Moreover, this pattern held even after the researchers took into account family income, race, the mother’s education level and job status, and both parents’ expectations for the child’s performance in school.

“In boys and girls alike who entered kindergarten with weight problems, we saw these differences in math performances emerge at first grade, and the poor performance persisted through fifth grade,” says lead researcher Sara Gable, Ph.D., an associate professor of nutrition and exercise physiology at the University of Missouri-Columbia.

Overall, the findings fit with evidence stretching back more than a decade. “I think it’s been established that there’s a link between students’ obesity or physical fitness and academic achievement,” says Rebecca London, Ph.D., a senior researcher at Stanford University’s Gardner Center for Youth and Their Communities, in Stanford, California.

But London and other childhood obesity experts caution that this emerging link is much more complicated than it seems.
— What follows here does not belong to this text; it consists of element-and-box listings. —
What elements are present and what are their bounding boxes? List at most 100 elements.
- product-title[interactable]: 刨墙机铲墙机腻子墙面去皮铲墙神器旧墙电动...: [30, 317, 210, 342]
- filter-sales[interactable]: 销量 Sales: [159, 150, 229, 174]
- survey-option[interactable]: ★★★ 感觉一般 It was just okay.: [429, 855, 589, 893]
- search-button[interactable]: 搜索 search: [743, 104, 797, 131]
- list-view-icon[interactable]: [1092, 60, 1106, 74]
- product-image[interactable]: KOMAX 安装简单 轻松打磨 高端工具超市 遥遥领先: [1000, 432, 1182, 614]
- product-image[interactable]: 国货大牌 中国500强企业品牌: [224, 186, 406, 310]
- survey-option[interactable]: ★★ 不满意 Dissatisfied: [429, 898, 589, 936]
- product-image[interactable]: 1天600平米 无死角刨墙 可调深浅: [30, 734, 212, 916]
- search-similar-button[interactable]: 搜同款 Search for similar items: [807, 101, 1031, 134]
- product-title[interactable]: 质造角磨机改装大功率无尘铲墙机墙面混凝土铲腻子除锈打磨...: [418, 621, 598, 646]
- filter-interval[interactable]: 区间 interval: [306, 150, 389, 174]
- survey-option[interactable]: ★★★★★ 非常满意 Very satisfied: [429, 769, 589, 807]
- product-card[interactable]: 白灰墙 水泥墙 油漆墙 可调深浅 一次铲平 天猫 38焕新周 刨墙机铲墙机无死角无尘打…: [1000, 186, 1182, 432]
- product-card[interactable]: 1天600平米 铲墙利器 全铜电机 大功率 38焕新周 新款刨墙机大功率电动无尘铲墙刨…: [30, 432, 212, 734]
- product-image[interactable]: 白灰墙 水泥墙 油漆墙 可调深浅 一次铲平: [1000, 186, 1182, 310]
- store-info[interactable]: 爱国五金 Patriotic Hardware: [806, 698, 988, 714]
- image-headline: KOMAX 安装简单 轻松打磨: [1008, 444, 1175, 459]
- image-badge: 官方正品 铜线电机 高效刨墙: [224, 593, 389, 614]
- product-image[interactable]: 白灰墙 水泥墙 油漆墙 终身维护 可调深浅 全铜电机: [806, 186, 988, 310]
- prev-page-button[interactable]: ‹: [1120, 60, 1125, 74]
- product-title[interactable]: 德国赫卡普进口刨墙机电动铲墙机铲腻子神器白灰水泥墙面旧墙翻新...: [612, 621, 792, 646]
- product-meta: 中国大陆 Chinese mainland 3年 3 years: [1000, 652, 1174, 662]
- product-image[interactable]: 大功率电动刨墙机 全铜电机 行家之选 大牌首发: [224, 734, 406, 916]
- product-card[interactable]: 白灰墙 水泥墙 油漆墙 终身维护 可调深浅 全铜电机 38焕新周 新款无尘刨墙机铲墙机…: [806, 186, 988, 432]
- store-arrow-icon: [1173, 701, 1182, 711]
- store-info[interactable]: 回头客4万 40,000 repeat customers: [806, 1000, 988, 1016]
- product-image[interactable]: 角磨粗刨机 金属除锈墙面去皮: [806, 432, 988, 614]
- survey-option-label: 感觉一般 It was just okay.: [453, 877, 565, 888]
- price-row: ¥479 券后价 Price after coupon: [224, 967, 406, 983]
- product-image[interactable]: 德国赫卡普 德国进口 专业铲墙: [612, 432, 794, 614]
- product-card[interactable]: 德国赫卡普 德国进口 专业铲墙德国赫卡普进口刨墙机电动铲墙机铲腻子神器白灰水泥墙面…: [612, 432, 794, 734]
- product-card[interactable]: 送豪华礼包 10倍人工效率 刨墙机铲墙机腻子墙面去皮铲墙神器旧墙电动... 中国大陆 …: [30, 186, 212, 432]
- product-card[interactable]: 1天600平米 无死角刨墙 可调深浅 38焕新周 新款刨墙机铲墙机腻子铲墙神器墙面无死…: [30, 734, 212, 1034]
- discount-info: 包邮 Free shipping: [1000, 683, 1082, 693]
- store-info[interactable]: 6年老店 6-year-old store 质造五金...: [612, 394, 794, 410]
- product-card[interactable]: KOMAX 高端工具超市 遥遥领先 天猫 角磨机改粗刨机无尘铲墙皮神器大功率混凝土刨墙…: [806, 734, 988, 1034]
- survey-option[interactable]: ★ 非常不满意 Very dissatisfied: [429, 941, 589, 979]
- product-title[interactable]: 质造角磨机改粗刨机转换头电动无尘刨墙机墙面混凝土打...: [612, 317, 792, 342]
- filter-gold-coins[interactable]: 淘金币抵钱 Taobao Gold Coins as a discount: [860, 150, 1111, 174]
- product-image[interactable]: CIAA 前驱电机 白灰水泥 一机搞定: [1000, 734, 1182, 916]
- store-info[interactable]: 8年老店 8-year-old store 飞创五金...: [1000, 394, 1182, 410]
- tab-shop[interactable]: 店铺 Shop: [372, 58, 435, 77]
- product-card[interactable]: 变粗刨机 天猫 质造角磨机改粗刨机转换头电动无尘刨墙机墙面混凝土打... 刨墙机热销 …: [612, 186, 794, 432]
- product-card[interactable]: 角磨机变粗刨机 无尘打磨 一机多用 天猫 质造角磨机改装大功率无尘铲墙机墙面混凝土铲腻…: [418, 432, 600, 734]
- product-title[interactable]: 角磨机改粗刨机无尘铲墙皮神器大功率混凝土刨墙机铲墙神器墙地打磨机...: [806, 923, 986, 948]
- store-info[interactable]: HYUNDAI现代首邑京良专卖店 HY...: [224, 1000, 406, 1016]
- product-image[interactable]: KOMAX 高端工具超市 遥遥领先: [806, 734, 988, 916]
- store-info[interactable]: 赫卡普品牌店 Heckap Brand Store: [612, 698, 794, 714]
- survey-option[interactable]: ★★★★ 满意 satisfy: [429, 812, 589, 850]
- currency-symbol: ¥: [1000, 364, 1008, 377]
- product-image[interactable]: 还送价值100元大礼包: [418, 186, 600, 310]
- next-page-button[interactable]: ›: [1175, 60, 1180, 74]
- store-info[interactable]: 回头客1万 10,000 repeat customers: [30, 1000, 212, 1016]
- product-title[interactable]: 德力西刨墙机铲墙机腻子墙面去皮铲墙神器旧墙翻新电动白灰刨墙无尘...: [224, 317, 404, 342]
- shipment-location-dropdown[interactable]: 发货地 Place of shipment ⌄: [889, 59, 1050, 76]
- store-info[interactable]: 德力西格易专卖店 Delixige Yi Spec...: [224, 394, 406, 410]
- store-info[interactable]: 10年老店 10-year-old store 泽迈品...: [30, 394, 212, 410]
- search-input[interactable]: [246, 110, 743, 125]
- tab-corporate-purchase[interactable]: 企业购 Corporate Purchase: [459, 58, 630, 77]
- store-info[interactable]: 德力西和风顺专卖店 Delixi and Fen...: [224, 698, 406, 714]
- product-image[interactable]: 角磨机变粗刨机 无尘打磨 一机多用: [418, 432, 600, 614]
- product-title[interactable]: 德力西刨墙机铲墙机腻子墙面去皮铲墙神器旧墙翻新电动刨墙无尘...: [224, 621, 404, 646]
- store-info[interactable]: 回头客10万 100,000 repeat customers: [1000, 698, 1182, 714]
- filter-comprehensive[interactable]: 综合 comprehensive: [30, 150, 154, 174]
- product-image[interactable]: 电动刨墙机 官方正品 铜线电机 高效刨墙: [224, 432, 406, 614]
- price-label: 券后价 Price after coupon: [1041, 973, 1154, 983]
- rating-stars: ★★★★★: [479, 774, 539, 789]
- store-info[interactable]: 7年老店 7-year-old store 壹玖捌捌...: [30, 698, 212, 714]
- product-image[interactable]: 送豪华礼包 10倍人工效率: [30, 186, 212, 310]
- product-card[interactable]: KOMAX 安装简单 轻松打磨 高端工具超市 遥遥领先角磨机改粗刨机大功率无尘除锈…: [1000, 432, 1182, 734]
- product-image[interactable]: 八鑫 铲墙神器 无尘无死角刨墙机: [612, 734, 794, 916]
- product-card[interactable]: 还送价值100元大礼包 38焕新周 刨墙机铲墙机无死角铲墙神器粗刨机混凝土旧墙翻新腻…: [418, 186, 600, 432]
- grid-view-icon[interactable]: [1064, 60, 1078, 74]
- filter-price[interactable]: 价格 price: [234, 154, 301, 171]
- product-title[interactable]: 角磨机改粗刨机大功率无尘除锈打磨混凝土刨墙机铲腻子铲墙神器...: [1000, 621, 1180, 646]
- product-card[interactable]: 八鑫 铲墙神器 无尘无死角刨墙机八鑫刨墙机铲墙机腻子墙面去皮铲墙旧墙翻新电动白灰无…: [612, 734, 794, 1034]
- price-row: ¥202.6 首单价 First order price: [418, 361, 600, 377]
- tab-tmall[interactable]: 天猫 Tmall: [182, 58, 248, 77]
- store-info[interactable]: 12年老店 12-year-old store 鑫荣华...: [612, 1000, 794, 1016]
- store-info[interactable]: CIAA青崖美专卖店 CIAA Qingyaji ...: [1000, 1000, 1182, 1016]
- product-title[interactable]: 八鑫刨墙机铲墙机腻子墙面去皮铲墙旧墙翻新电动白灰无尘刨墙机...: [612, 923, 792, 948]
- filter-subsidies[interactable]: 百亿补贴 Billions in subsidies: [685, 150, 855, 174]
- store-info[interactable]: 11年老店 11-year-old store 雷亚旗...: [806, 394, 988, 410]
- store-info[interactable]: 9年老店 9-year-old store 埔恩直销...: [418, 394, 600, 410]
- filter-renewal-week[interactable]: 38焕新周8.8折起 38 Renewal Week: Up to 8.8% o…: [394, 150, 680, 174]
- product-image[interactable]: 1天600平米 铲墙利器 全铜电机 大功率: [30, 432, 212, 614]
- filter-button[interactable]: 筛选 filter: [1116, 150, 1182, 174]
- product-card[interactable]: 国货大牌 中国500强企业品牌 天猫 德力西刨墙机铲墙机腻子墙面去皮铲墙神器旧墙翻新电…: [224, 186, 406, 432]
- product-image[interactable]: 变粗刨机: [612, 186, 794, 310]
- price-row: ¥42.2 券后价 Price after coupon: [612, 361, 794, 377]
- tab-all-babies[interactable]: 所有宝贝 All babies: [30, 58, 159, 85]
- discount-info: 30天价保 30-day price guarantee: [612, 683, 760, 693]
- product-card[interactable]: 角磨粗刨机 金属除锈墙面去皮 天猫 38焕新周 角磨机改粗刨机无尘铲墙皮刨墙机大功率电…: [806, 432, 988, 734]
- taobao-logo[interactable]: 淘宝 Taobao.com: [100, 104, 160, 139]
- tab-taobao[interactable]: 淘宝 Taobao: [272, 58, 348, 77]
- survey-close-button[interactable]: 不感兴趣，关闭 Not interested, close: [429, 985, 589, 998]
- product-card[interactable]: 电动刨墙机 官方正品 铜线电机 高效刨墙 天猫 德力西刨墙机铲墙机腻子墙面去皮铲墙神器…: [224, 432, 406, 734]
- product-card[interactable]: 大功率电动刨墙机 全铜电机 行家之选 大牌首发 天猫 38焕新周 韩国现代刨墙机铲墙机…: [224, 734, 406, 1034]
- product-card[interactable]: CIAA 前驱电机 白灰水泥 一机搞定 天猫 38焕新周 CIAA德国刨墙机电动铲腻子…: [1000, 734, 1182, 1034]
No one knows for certain why obesity and school performance are related, or whether one directly causes the other.

As London puts it, “Is it the actual state of obesity – those extra pounds – that are somehow influencing students’ achievement, or is it something related to the obesity but not the actual pounds?”

“Social skills and emotional well-being seem to be in the middle of the relationship,” says Becky Hashim, Ph.D., a clinical child psychologist with the Children’s Hospital at Montefiore, in New York City, who was not involved in the study.

However, it’s not clear whether obesity causes emotional problems or vice versa. On the one hand, Hashim says, being obese could weaken social skills if a child becomes isolated due to bullying or stigmatization. On the other hand, she adds, poor social skills could lead to sadness, which could lead to poor eating habits and weight gain if a child turns to food for comfort.

“Feelings of sadness or loneliness or anxiety in and of themselves may get in the way of school performance,” Hashim says. “It may be more difficult to pay attention. These kids may be less likely to ask a question.”

It’s also possible that some of the well-documented health problems associated with childhood obesity – such as asthma, diabetes, and sleep disorders – may interfere with schoolwork or cause kids to miss class time, Gable says.

For example, she says, an obese child “who also has sleep apnea may not be getting adequate-quality sleep at night, which could be interfering with the learning process.”

Even more insidiously, excess weight or physical inactivity might sap a child’s brainpower at the cellular level, by causing inflammation and other harmful biological processes, says Robert Siegel, M.D., director of the Center for Better Health and Nutrition, a pediatric obesity clinic at Cincinnati Children’s Hospital.

“Obesity affects virtually every organ system in the body, including the brain,” Siegel says. “It’s an inflammatory state, and that may have effects on the developing mind.”